Pouvez-nous rappeler les exigences de construction de cette école ?
Adrian Garcin : L’Établissement Public d’Aménagement Euroméditerranée souhaitait construire un nouvel ensemble scolaire derrière les tours CGM et La Marseillaise, afin de remplacer l’ancienne école du quartier et faciliter l’arrivée de nouveaux riverains.
Totalisant 3 720 m² de surface de plancher sur 3 niveaux, cette école devait accueillir 8 classes maternelles et 14 classes élémentaires, avec deux cours de récréation séparées, une entrée et des locaux communs.
Sa construction, à la périphérie d’un quartier dense et populaire de Marseille, s’est également inscrite dans une ambition environnementale très forte, avec un objectif de labellisation E+C-.
Quels ont été votre ambition et vos choix architecturaux face à ces enjeux ?
Adrian Garcin : Compte tenu des critères environnementaux à respecter et de son implantation, nous avons opté pour une architecture méditerranéenne bioclimatique.
D’allure monolithique, le bâtiment se veut à la fois résolument minéral et solide, mais aussi aérien avec des colonnades qui jouent avec la course du soleil.
Massives, les façades ont un rôle protecteur pour les enfants et leur béton clair, parfois sablé, rappelle la pierre calcaire locale.
Les embrasures des fenêtres, ainsi que la réinterprétation des moucharabiehs proposent un jeu d’ombres et de lumière, tandis que le dessin de l’escalier ajouré côté rue et les sheds de toitures en formes de vagues finissent de déstructurer l’ensemble.
Contrastant avec l’enveloppe du bâtiment, les intérieurs des classes et des circulations, colorés ou parés de bois, apportent, quant à eux, de la douceur et de la chaleur.
Comment avez-vous mis en œuvre les principes de l’architecture bioclimatique, avec quelles solutions ?
Adrian Garcin : Chaque façade a été adaptée à son exposition, avec de grands pans protecteurs du mistral au nord, des embrasures au sud et à l’est qui mettent les vitrages en retrait, et des vitrages généreux sur les cours.
Les façades, d’une épaisseur d’un mètre, ont été réalisées avec le procédé GBE, par le coulage simultané de deux voiles de béton entre lesquels s’intercale un isolant.
Cette épaisseur a permis l’installation d’embrasures inclinées faisant entrer la lumière tout en protégeant des rayons néfastes.
À chaque niveau, les planchers chauffants-rafraichissants sont raccordés à une station de géothermie marine locale, tandis qu’un système de ventilation naturelle nocturne assure la fraîcheur le matin.
Le nombre de composants architecturaux et techniques a enfin été volontairement limité, avec une utilisation massive de béton bas carbone.
Cette conception bioclimatique très aboutie créée, au final, de l’inertie et du confort thermique hiver comme été, en réduisant l’empreinte carbone du bâtiment.
En quoi le béton est-il bas carbone et comment s’est faite sa mise en œuvre ?
Adrian Garcin : Une partie des ciments a été remplacée par des laitiers issus des hauts-fourneaux de Fos-sur-Mer.
Cette valorisation a permis de réduire le bilan carbone des bétons.
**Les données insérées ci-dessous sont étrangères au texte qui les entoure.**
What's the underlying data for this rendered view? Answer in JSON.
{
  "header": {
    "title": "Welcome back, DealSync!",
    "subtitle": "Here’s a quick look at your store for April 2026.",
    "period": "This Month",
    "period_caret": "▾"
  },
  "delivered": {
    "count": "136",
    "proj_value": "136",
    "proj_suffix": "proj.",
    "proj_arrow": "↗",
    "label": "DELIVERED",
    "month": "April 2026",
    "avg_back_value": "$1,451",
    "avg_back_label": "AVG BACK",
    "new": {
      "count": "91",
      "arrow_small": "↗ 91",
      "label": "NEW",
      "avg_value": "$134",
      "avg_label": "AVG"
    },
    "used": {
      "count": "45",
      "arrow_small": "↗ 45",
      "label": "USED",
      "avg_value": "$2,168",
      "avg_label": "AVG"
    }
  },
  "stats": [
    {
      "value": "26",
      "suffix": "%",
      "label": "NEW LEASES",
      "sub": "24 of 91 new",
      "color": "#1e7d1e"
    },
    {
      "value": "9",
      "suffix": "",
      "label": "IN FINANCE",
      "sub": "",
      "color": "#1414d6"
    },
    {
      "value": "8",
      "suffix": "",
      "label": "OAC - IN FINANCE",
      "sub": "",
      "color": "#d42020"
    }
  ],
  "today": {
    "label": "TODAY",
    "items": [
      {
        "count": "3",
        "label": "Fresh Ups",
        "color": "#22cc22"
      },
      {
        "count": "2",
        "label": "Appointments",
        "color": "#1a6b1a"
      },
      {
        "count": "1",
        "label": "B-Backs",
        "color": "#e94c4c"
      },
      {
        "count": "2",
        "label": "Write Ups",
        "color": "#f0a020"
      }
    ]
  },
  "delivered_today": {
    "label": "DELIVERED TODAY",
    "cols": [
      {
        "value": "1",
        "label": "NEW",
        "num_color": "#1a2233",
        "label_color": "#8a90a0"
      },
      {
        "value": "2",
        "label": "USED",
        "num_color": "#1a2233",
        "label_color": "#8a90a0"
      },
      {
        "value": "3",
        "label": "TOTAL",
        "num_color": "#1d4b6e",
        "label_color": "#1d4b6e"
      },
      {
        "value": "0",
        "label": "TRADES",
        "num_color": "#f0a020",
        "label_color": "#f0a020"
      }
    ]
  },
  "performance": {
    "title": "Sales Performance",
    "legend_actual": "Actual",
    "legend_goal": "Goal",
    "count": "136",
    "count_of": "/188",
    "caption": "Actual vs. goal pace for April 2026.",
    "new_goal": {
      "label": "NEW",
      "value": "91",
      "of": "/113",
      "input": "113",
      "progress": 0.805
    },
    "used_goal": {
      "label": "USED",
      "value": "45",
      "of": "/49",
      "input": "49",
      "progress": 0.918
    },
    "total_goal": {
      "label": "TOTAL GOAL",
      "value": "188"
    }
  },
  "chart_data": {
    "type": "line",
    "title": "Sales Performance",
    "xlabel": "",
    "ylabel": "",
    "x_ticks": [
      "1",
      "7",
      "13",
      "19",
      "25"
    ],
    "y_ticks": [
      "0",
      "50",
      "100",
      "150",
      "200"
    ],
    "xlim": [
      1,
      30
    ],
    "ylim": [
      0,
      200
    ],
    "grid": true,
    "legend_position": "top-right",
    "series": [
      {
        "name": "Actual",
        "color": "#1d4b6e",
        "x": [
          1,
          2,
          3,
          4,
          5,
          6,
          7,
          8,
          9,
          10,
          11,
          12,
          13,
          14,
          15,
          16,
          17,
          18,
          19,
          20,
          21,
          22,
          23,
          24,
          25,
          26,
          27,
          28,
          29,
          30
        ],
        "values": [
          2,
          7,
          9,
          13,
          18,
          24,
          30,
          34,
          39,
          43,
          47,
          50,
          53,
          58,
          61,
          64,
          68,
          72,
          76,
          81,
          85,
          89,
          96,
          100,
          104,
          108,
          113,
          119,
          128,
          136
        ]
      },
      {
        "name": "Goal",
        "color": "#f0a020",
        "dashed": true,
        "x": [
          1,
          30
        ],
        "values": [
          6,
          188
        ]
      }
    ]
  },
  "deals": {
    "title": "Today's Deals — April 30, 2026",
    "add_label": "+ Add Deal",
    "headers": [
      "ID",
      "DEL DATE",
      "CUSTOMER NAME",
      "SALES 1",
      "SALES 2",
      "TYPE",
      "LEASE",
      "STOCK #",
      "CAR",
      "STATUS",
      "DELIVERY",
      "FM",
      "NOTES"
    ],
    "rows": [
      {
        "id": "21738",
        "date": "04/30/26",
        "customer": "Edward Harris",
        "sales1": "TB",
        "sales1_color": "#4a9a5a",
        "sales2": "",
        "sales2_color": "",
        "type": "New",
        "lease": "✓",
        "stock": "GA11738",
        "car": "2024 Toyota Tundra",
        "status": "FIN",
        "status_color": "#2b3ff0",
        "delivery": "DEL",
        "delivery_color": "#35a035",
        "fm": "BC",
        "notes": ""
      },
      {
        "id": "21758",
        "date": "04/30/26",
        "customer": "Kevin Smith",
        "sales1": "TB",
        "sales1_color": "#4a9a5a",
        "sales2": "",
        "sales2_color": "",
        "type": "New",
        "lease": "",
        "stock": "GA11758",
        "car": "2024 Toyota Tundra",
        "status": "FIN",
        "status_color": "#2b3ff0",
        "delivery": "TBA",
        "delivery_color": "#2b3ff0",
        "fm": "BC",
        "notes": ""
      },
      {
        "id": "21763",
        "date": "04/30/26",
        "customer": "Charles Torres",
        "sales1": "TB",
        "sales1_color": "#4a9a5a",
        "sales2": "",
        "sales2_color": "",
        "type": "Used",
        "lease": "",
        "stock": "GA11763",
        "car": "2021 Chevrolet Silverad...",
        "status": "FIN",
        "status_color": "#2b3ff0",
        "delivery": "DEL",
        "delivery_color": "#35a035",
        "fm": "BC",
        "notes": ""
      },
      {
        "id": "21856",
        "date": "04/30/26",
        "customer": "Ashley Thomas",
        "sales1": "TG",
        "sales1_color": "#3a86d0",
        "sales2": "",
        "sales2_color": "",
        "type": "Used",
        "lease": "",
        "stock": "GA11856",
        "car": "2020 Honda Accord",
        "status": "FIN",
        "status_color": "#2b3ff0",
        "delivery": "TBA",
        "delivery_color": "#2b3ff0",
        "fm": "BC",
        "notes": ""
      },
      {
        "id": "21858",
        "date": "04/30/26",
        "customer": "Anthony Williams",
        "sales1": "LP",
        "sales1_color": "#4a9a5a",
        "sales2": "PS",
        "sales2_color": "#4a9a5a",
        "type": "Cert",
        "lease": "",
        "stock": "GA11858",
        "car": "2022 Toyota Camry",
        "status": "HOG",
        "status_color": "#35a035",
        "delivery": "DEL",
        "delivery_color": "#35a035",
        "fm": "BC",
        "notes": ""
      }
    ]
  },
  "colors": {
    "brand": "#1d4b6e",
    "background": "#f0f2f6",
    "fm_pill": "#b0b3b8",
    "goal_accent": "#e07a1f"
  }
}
Les sables et granulats provenaient de carrières à proximité, et le béton a pu être réalisé dans une centrale installée sur place. Les composants locaux utilisés pour la fabrication du béton nous ont aussi permis d’obtenir une teinte pierre, entre le blanc nacré et le beige, sans colorant ni adjuvant.
Au total, 5 100 m³ de béton ont été coulés sur place pour les fondations, les façades, les cours, les planchers et la toiture.
En plus d’être résistant et durable, ce béton, resté brut sans revêtement extérieur ni faux plafond, assure l’inertie thermique du bâtiment tout en lui faisant bénéficier des meilleures performances environnementales.
Quel bilan peut-on dresser maintenant que le projet a été livré ?
Adrian Garcin : Ce bâtiment a obtenu le niveau E3C1, conforme à la RE2020, mais c’est aussi la première école labellisée Bâtiment durable méditerranéen (BDM) niveau argent à Marseille.
Cette labellisation a été rendue possible grâce à l’utilisation du béton bas carbone et d’éco-matériaux, à la géothermie marine et à l’utilisation du BIM, de la conception à la réalisation.
Livrée en janvier 2021, l’école a reçu ses premiers élèves et enseignants qui profitent du confort thermique des espaces intérieurs et de la cour en R+2 offrant un point de vue exceptionnel sur le port de Marseille et la mer.